Namun demi berjaga-jaga, Luo Chen menanggalkan mantel tebalnya dan memakaikannya pada Nan Yan, lalu berbisik, “Tunggu di sini. Kalau kau merasa ada yang tidak beres, segera lari, mengerti?”
Nan Yan merasa Luo Chen memperlakukannya seperti bunga rapuh, tapi meski jadi bunga, ia harus jadi bunga plum yang tegar di tengah badai salju! Namun, sekarang ia tak punya waktu banyak untuk mempermasalahkan itu, karena keberhasilan misi ada di tangannya.

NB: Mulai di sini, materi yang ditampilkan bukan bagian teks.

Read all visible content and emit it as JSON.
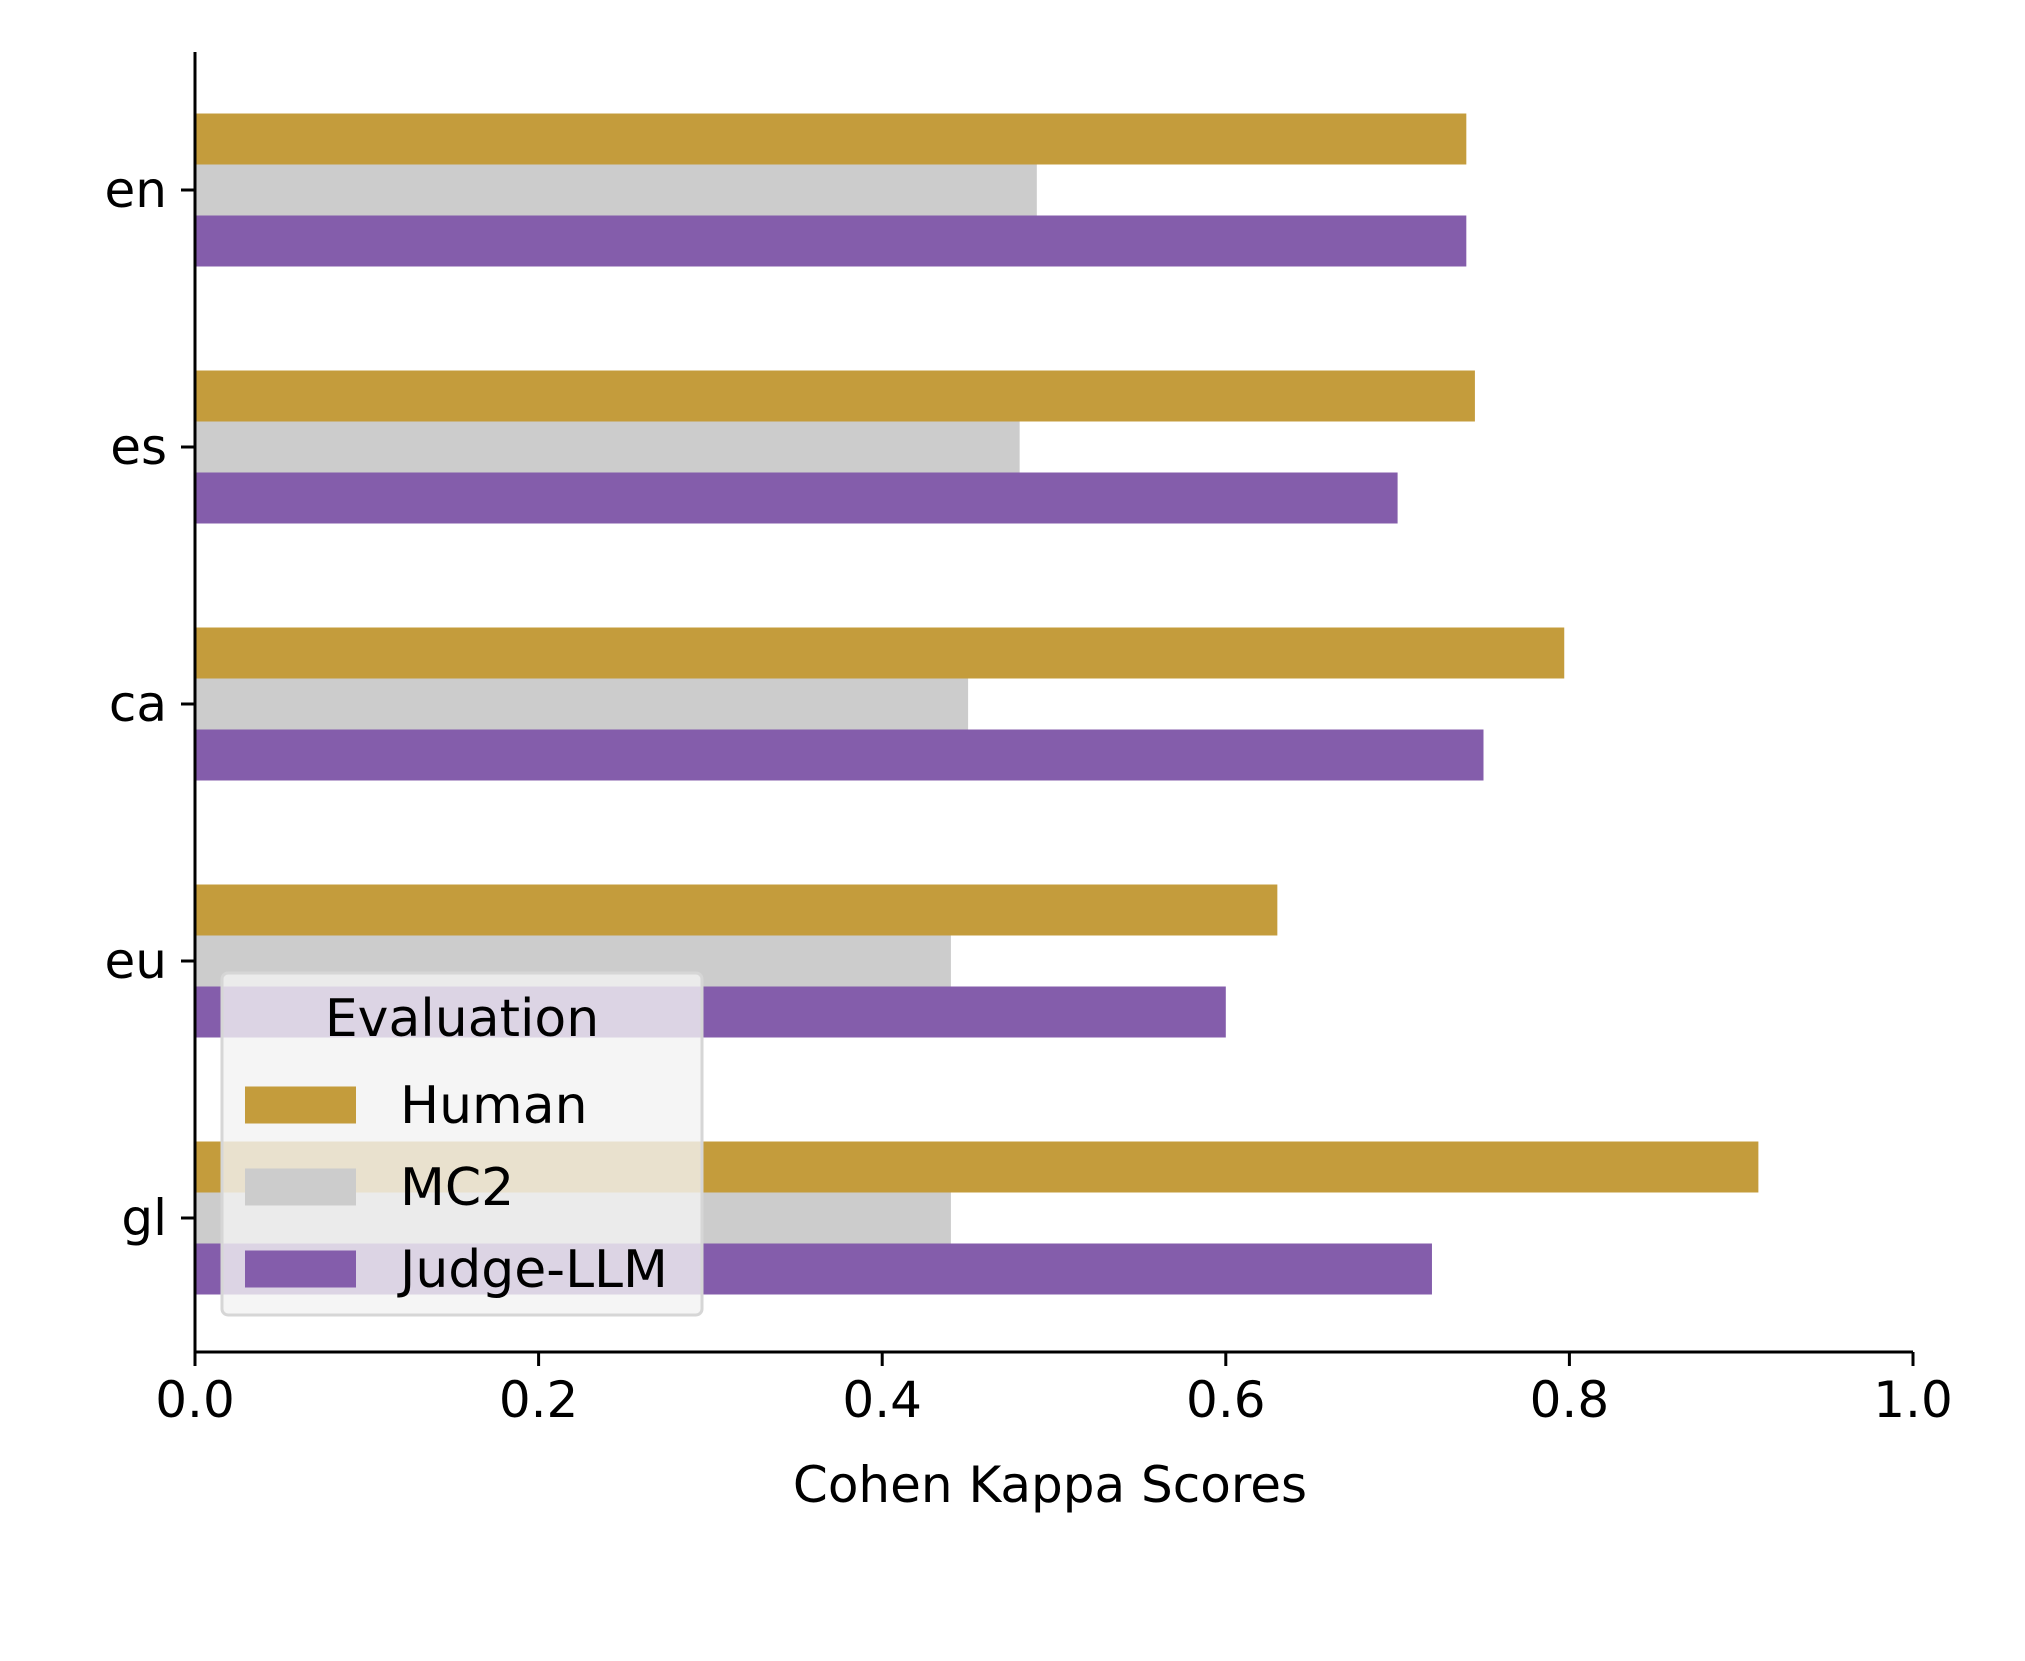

Belum sempat mereka berpisah, Luo Chen tiba-tiba mencium bau busuk, dan mengumpat, “Sialan!”
Lalu tubuhnya langsung ambruk ke atas salju. Nan Yan berniat menolong, namun tangannya belum sempat terangkat, ia pun kehilangan kesadaran.
Dalam keadaan setengah sadar, sesuatu disumpalkan ke dalam mulut Nan Yan. Rasa penolakan dalam diri Nan Yan luluh oleh manisnya pil yang langsung meleleh di mulut, sensasi dingin menyebar ke seluruh tubuhnya.

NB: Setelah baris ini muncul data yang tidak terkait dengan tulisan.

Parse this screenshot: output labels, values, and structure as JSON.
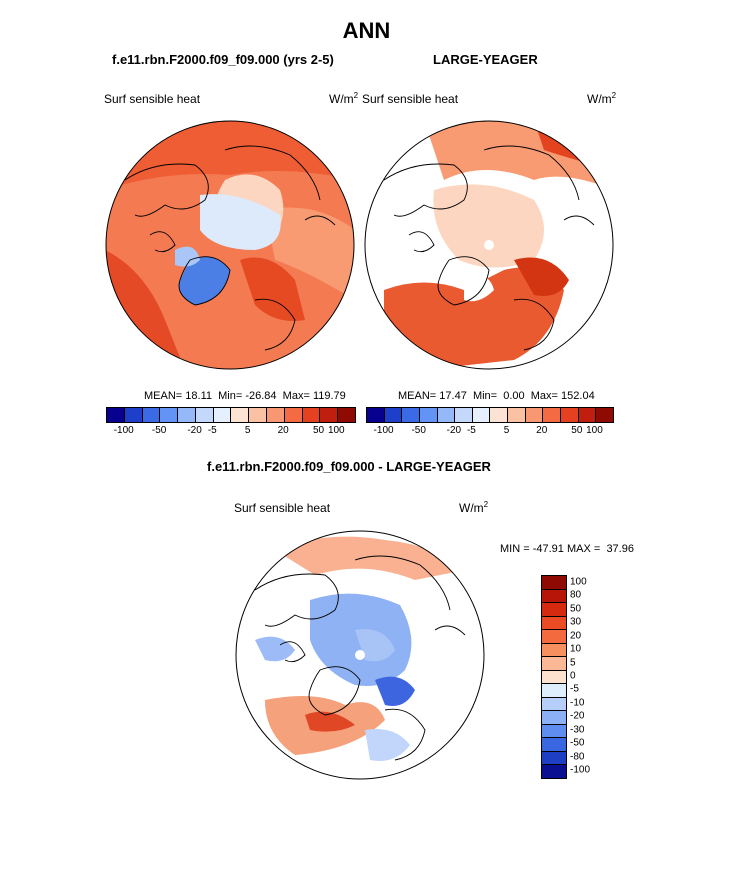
{
  "page": {
    "title": "ANN",
    "left_panel_title": "f.e11.rbn.F2000.f09_f09.000 (yrs 2-5)",
    "right_panel_title": "LARGE-YEAGER",
    "diff_panel_title": "f.e11.rbn.F2000.f09_f09.000 - LARGE-YEAGER"
  },
  "chart_data": [
    {
      "type": "heatmap",
      "projection": "polar-stereographic (north)",
      "title": "f.e11.rbn.F2000.f09_f09.000 (yrs 2-5)",
      "variable": "Surf sensible heat",
      "units": "W/m",
      "units_exp": "2",
      "stats": {
        "mean_label": "MEAN=",
        "mean": "18.11",
        "min_label": "Min=",
        "min": "-26.84",
        "max_label": "Max=",
        "max": "119.79"
      },
      "colorbar_ticks": [
        "-100",
        "-50",
        "-20",
        "-5",
        "5",
        "20",
        "50",
        "100"
      ],
      "colorbar_colors": [
        "#08008f",
        "#1d3fc9",
        "#3a6ae6",
        "#6394f5",
        "#95b8f8",
        "#c3d8fb",
        "#e6effd",
        "#fde3d3",
        "#fbc1a3",
        "#f89873",
        "#f36a43",
        "#e5401f",
        "#c01e0e",
        "#8f0a02"
      ]
    },
    {
      "type": "heatmap",
      "projection": "polar-stereographic (north)",
      "title": "LARGE-YEAGER",
      "variable": "Surf sensible heat",
      "units": "W/m",
      "units_exp": "2",
      "stats": {
        "mean_label": "MEAN=",
        "mean": "17.47",
        "min_label": "Min=",
        "min": "0.00",
        "max_label": "Max=",
        "max": "152.04"
      },
      "colorbar_ticks": [
        "-100",
        "-50",
        "-20",
        "-5",
        "5",
        "20",
        "50",
        "100"
      ],
      "colorbar_colors": [
        "#08008f",
        "#1d3fc9",
        "#3a6ae6",
        "#6394f5",
        "#95b8f8",
        "#c3d8fb",
        "#e6effd",
        "#fde3d3",
        "#fbc1a3",
        "#f89873",
        "#f36a43",
        "#e5401f",
        "#c01e0e",
        "#8f0a02"
      ]
    },
    {
      "type": "heatmap",
      "projection": "polar-stereographic (north)",
      "title": "f.e11.rbn.F2000.f09_f09.000 - LARGE-YEAGER",
      "variable": "Surf sensible heat",
      "units": "W/m",
      "units_exp": "2",
      "stats": {
        "min_label": "MIN =",
        "min": "-47.91",
        "max_label": "MAX =",
        "max": "37.96"
      },
      "colorbar_labels": [
        "100",
        "80",
        "50",
        "30",
        "20",
        "10",
        "5",
        "0",
        "-5",
        "-10",
        "-20",
        "-30",
        "-50",
        "-80",
        "-100"
      ],
      "colorbar_colors": [
        "#8f0a02",
        "#b81509",
        "#d62a10",
        "#ea4a24",
        "#f26a3e",
        "#f6915f",
        "#fab896",
        "#fde2cf",
        "#dfeefd",
        "#b6cffa",
        "#8cb0f5",
        "#5f8cef",
        "#3a66e2",
        "#1e3ec4",
        "#0a0e90"
      ]
    }
  ]
}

Tak lama kemudian, Nan Yan mendengar suara percakapan antara seorang tua dan seorang anak di telinganya.
Hanya saja, selain bisa sedikit mengerutkan kening, ia bahkan tak mampu membuka mata.
“Gadis kecil, demi kebaikan majikanmu yang berhati mulia menolongmu, aku tak akan membunuhnya. Nanti setelah dia sadar, kau ikut aku. Soal makanan yang kau curi hari ini, sudahlah, aku tak minta dia ganti!”
“Mau minta uang dari majikanku, itu mimpi! Nama majikanku sebagai si pelit bukan omong kosong!”
“Uang itu yang terpenting?”
“Lalu apa yang terpenting? Kata majikan, hidup tanpa uang tak mungkin, jadi uang jelas yang terpenting!”
“Kau ini, lidahmu tajam sekali! Kenapa majikanmu tidak mencabut lidahmu saja?”
“Benar, benar! Ngomong-ngomong, lidah sapi yang Anda punya itu beli di mana? Enak sekali, aku mau belikan untuk majikan coba!”
“Kau... makan itu yang terpenting?!”
“Lalu apa? Kata majikan, rakyat hidup dari makan, aku suka makan karena aku normal!”
“......”
Pertengkaran berisik itu membuat kepala Nan Yan semakin pusing. Begitu kesadarannya pulih, ia melihat seorang lelaki tua berjanggut dan alis putih sedang jongkok di pojok dinding, menggambar lingkaran di tanah, tampak sangat kesal.
Luo Chen terbaring di tengah ruangan, dadanya yang bidang naik turun teratur, rambut panjangnya hitam mengalir di bahu, wajah tampannya bagaikan pahat, alis tebal agak berkerut, mata dalamnya terpejam rapat.
Tak tampak ketenangan dan ketegasan seperti biasanya, hidung mancungnya membentuk garis wajah yang sempurna, bibir tipisnya terkatup rapat di bawah kerutan alis.
Nan Yan merasa asing pada wajah tegas dan dingin itu, sebab saat Luo Chen menatapnya, bahkan di sudut matanya selalu ada senyum hangat.